Selbstverständlich bedanke ich mich bei der Staatsregierung und allen Mitarbeitern, denen es gelungen ist, die Verbindungsbüros in Breslau und in Prag endlich auf die Beine zu stellen.

(Beifall bei der CDU und der FDP)

Das ist nicht selbstverständlich. Ich weiß nicht, wie schwer der Weg in Breslau war, aber ich weiß, wie schwierig er in Prag war. Deshalb sollte hier nicht nur lamentiert und nach Fehlern in der sprachlichen Qualität gesucht werden. Wir können das beim nächsten Mal sicherlich besser machen; das nehmen wir mit. Aber es gehört doch auch dazu, die Größe der Aufgabe, die erfüllt worden ist, anzuerkennen. Es ist uns als Freistaat Sachsen gelungen, in Prag eine Vertretung zu bekommen. Das ist Ergebnis langjähriger Arbeit.

(Beifall bei der CDU und der FDP – Zuruf des Abg. Johannes Lichdi, GRÜNE)
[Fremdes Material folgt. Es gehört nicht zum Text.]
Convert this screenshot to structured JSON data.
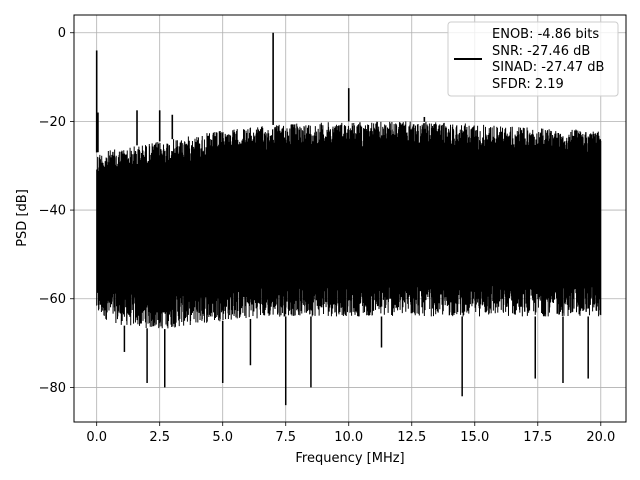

Herr Kollege Lichdi, wenn Sie sich nicht mit den sächsischen Themen befassen, dann dürfen Sie sich nicht beschweren, dass Sie nicht mitbekommen, was hier läuft.

(Beifall bei der CDU und der FDP – Johannes Lichdi, GRÜNE: Ich beschwere mich doch gar nicht!)

Ich glaube, wir haben uns im Rahmen der Haushaltsdebatte 2005 zum ersten Mal intensiv mit der Vertretung des Freistaates Sachsen in Prag befasst.

(Johannes Lichdi, GRÜNE, meldet sich zu einer Zwischenfrage.)

Gestatten Sie eine Zwischenfrage, Herr Schiemann?